La ringardise de la perfection
Même «extraordinaire» au sens strict du terme, c’est-à-dire inhabituelle par rapport à ce que montre la monarchie britannique en temps normal, la communication de Kate Middleton n’est pas franchement moderne. De la même manière qu’apparaître debout avec un petit teint frais quelques heures seulement après avoir donné naissance à son enfant n’est en rien représentatif de ce que vivent les femmes tout juste mères, se filmer au ralenti dans les champs en robe à fleurs avec une chevelure impeccable à la fin de sa chimiothérapie ne donne pas une image réaliste de ce qu’est la maladie. En coulisse, une armée de cinquante personnes travaillent aux relations publiques du couple.
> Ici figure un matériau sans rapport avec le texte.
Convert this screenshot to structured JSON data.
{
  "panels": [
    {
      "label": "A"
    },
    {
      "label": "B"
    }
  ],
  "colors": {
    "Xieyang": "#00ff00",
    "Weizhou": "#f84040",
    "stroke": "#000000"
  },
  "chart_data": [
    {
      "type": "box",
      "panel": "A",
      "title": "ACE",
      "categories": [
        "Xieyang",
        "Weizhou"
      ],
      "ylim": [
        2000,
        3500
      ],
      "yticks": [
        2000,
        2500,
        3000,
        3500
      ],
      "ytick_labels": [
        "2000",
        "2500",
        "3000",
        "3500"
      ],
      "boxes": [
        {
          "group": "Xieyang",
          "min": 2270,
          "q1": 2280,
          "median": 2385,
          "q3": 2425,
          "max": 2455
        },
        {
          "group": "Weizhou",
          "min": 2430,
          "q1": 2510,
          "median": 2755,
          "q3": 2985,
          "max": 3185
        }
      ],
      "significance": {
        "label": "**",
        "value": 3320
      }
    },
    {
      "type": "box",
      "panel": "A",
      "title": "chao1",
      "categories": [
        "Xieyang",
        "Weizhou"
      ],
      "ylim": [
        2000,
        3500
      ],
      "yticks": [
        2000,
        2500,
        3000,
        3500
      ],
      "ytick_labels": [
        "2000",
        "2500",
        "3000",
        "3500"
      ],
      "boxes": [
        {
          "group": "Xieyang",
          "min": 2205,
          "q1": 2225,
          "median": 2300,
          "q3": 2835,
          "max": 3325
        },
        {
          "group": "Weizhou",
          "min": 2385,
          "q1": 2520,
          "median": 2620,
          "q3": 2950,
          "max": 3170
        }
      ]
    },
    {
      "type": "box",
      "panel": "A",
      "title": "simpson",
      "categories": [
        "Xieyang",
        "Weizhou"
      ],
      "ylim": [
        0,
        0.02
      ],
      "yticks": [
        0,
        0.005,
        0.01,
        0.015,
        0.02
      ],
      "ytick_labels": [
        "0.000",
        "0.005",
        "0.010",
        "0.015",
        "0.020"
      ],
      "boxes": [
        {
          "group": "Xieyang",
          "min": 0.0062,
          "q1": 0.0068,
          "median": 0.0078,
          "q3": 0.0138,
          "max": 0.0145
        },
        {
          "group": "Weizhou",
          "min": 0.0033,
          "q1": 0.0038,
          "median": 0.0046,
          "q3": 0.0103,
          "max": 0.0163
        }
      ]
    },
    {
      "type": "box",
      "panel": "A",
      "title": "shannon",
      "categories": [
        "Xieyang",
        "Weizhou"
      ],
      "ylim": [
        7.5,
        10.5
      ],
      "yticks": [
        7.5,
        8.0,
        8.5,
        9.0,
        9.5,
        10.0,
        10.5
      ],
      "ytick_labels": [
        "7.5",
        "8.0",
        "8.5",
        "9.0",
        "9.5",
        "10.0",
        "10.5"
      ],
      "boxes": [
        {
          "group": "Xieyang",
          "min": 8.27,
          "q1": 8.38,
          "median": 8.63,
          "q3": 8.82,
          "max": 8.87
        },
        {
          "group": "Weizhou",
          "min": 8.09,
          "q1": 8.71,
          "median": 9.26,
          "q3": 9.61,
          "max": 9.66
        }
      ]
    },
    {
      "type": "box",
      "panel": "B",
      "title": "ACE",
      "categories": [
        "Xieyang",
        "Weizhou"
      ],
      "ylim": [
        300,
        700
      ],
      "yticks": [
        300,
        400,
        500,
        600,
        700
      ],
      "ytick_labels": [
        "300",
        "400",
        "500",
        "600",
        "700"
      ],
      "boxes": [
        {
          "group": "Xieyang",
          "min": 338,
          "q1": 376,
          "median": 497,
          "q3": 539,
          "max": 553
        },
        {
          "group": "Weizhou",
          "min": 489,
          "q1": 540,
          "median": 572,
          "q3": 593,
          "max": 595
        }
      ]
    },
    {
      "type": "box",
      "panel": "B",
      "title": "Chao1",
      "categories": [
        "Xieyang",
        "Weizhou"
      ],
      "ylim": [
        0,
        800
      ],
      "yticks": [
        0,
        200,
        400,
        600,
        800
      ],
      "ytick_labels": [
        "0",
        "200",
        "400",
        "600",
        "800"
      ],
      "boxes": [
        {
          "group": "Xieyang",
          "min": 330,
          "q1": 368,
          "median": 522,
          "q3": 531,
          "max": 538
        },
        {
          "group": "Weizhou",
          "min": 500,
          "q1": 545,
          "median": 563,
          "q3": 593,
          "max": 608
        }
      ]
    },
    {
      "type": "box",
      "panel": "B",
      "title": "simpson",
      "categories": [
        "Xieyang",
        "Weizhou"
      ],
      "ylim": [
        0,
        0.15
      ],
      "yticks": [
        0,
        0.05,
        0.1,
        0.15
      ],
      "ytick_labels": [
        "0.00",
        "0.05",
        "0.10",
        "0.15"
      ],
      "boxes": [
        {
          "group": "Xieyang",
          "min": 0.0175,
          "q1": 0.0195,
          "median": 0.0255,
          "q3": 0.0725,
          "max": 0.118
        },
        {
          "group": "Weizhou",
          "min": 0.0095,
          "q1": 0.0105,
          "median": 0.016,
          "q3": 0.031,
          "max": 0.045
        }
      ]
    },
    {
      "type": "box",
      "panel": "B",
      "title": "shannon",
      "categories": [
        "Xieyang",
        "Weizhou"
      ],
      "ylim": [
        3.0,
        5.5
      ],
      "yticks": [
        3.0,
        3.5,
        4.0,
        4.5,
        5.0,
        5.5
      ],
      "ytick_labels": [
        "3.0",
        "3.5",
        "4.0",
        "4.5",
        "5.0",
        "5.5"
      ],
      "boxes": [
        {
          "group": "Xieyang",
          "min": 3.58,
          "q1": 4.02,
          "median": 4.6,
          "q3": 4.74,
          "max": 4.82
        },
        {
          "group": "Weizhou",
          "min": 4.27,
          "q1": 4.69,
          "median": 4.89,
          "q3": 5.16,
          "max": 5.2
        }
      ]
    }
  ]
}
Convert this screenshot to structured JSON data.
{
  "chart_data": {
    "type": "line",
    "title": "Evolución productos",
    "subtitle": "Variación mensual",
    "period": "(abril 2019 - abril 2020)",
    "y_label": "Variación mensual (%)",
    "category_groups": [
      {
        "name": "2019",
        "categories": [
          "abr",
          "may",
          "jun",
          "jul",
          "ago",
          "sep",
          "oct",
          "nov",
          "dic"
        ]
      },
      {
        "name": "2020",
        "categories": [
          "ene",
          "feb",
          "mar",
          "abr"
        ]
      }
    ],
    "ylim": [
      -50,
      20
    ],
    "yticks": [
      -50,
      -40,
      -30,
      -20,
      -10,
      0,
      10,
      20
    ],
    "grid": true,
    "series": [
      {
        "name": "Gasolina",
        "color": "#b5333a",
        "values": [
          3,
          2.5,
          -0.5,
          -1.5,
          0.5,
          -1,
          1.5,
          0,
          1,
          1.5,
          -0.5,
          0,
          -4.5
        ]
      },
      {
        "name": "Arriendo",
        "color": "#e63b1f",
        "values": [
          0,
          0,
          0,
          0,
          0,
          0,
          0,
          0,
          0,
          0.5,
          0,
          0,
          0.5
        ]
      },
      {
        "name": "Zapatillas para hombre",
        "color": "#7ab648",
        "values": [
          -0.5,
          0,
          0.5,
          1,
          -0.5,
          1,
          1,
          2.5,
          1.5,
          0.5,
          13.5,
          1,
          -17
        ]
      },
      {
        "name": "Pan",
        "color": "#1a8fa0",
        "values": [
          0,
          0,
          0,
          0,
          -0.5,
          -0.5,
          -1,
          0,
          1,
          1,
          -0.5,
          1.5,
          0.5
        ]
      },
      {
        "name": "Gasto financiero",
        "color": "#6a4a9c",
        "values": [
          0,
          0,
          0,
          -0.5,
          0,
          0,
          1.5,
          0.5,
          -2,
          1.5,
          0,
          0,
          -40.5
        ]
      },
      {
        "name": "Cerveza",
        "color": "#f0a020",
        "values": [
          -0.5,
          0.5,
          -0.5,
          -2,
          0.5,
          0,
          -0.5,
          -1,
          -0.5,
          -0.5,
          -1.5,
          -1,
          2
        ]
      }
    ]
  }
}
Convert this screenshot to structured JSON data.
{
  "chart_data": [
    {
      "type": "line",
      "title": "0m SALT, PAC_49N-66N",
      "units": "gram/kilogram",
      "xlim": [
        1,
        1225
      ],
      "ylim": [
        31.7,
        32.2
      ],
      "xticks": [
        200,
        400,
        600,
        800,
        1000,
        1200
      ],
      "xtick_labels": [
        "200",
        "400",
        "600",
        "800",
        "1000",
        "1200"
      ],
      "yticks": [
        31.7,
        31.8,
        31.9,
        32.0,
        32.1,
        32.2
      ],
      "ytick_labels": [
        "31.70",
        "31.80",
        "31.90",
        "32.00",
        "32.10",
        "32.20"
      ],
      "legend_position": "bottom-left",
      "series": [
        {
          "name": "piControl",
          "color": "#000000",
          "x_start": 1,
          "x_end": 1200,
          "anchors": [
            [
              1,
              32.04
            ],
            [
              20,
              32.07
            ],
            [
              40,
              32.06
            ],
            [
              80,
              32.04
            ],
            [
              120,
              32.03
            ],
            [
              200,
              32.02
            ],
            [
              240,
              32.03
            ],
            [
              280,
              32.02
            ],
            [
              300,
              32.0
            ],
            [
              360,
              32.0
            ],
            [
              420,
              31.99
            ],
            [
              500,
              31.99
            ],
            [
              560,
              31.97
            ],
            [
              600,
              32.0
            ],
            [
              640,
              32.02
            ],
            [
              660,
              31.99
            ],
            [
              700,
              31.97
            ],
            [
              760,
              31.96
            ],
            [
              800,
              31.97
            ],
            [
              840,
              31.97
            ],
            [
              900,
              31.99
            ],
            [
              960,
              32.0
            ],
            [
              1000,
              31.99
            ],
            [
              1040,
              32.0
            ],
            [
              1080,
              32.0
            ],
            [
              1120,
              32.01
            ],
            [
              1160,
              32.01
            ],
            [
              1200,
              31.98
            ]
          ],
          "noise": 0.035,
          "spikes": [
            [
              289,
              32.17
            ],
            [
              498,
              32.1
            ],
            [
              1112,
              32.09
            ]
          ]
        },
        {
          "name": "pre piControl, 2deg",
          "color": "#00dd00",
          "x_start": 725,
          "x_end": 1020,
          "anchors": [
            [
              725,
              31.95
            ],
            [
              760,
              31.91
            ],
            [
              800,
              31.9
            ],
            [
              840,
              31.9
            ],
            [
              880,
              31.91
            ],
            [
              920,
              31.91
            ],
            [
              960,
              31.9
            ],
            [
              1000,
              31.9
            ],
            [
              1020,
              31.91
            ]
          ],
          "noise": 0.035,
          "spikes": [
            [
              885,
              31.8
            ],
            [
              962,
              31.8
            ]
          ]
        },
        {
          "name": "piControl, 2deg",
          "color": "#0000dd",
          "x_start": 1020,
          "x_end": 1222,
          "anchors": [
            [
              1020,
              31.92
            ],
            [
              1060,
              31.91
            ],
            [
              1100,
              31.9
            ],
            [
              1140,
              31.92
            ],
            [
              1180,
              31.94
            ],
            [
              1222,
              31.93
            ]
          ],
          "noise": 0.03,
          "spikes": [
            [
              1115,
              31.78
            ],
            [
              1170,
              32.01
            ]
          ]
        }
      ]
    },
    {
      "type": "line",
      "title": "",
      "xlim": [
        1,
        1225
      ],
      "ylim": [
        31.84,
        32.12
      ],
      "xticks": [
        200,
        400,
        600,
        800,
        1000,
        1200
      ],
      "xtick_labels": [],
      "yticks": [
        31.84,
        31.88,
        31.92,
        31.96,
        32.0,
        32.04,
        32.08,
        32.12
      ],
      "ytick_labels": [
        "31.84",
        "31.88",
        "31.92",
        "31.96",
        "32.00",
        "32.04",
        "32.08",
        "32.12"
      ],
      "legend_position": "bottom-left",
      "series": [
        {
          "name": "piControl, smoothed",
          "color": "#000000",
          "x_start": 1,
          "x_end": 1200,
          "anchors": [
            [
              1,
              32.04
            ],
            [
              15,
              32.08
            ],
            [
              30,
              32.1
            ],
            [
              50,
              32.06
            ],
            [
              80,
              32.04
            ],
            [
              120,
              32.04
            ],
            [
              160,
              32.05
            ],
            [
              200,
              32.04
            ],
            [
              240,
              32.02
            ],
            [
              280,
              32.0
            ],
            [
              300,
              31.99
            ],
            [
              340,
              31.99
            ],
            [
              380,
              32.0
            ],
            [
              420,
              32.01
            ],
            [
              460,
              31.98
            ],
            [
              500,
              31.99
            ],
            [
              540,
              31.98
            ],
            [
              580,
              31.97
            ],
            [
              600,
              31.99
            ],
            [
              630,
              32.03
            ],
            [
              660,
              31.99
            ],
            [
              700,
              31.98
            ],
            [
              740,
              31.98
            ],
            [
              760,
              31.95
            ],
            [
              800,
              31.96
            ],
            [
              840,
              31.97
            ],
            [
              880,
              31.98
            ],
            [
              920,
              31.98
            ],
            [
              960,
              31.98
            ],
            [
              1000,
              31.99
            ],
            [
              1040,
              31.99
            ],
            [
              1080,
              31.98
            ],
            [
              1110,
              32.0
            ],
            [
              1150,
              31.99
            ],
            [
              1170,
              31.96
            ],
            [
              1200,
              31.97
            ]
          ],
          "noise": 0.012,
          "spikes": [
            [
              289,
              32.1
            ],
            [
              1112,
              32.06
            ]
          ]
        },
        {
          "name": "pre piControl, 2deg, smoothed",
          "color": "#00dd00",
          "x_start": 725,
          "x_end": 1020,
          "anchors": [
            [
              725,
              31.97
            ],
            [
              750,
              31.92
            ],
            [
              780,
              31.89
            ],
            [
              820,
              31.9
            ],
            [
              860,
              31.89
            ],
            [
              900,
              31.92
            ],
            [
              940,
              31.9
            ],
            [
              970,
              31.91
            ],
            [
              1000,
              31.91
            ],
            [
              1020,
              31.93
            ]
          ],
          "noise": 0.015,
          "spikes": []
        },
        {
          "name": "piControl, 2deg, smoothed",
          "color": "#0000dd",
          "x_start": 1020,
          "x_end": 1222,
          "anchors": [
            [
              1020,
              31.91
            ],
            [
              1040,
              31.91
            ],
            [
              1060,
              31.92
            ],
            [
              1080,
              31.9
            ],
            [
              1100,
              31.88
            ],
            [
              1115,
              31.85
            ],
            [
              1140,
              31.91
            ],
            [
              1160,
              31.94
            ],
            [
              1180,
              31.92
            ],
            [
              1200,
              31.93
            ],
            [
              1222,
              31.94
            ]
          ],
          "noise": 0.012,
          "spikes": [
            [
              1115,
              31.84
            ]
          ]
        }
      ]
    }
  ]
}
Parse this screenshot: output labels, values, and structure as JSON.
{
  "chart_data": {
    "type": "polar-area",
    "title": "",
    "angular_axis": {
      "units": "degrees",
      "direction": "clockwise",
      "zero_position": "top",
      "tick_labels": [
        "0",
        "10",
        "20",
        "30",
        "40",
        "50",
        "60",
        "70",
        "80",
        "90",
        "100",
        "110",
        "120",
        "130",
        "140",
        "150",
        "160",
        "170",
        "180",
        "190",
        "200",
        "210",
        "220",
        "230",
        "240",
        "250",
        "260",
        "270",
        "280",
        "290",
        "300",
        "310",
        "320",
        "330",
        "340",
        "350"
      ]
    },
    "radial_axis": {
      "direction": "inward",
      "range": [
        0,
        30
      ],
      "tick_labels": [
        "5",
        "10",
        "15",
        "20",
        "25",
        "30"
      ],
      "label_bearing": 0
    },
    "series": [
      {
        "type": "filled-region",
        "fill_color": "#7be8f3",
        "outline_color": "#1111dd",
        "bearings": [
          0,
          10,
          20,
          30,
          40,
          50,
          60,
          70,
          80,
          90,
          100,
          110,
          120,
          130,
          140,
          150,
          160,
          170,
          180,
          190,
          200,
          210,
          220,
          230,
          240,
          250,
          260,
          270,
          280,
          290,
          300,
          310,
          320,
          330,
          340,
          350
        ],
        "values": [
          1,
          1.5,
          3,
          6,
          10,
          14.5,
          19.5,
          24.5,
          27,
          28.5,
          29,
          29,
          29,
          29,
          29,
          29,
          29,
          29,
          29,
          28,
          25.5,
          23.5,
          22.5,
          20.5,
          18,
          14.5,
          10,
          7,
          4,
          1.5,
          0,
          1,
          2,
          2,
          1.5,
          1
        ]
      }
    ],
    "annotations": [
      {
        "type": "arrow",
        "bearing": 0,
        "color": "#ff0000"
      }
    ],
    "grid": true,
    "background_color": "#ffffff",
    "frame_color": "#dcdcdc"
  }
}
Chaque photo est réfléchie, pensée, et l’image renvoyée est toujours la même: celle de la famille qui a certes des difficultés – Kate s’est déjà confiée dans un podcast sur ses nausées matinales lorsqu’elle était enceinte – mais reste quand même proche de la perfection.
Bien sûr, la princesse de Galles a essayé d’insuffler avec son mari l’image d’une monarchie rajeunie, plus «cool» que les générations précédentes, notamment en prenant exemple sur sa défunte belle-mère, la princesse Diana. Comme elle, Kate Middleton prend des bains de foule et des enfants sur les genoux lors de ses déplacements. Mais ce qui était avant-gardiste dans les années 1990 l’est-il toujours trente ans plus tard? Le droit à une authentique imperfection (qui irait au-delà des nausées matinales pendant la grossesse) serait peut-être la meilleure preuve de modernité.